La première difficulté étant effectivement, comme le dit très justement la Cour de Cassation, de rouvrir la procédure collective, avec notamment la désignation d’un autre mandataire judiciaire pour pouvoir paisiblement engager la responsabilité du premier mandataire judiciaire.
La liquidation étant ouverte, les fonds issus du procès en responsabilité ?, la condamnation découlant du procès en responsabilité aurait vocation à faire l’objet d’un paiement au profit de la liquidation judiciaire, et, avant toute chose, au profit de l’ensemble des créanciers.
Toutefois, et c’est là que l’arrêt et la législation en la matière sont extrêmement curieux en ce qu’il ressort de l’article L 643-13 que le dirigeant de l’entreprise n’a pas qualité pour solliciter la réouverture de la liquidation judiciaire.

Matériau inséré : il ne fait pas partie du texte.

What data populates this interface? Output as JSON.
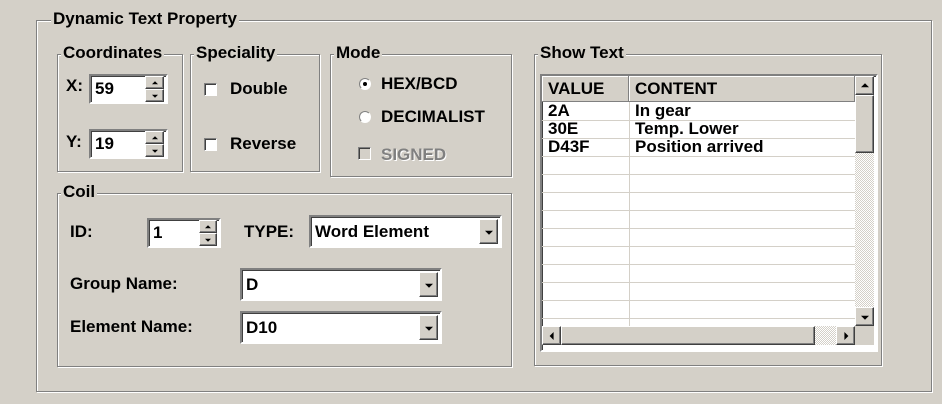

Ainsi la Cour de Cassation précise, qu’en l’état de ces constatations, la liquidation judiciaire de la société clôturée pour insuffisance d’actifs n’a pas fait l’objet d’un jugement de reprise préalable à la recevabilité de l’action introduite par le mandataire ad hoc de celle-ci et de telle sorte que la Cour d’Appel en a exactement déduit qu’il convenait de déclarer cette action irrecevable.
Ceci est extrêmement dommageable dans la mesure où il est bien évident que, par voie de conséquence, le dirigeant n’a aucune possibilité après la clôture de la liquidation judiciaire d’engager quelque responsabilité que ce soit.
C’est d’ailleurs bien souvent à ce moment-là que l’on tire les conséquences de l’ensemble des tenants et aboutissants des différentes étapes de la procédure collective et que l’on peut éventuellement constater que le mandataire judiciaire a commis une faute et éventuellement envisager sa responsabilité.
Il est bien évident que le mandataire judiciaire entretient un double rôle au sein de la procédure collective, puisqu’il est à la fois le représentant du débiteur et le représentant des créanciers, étant précisé qu’il n’est d’ailleurs pas le représentant de l’un ou l’autre des créanciers mais des créanciers pris dans leur intégralité.
C’est ce que l’ancien législateur appelait la masse des créanciers.
Ainsi, il n’est pas toujours aisé pour le dirigeant de comprendre de quel bord est le mandataire judiciaire et ce n’est bien souvent que trop tard que celui-ci comprend que le mandataire judiciaire n’est pas « son ami ».
Dès lors, il est bien évident que la liquidation judiciaire peut faire l’objet d’une clôture, soit pour l’extinction du passif, lorsque tous les créanciers ont été désintéressés et dans les autres cas la clôture est prononcée pour insuffisance d’actifs.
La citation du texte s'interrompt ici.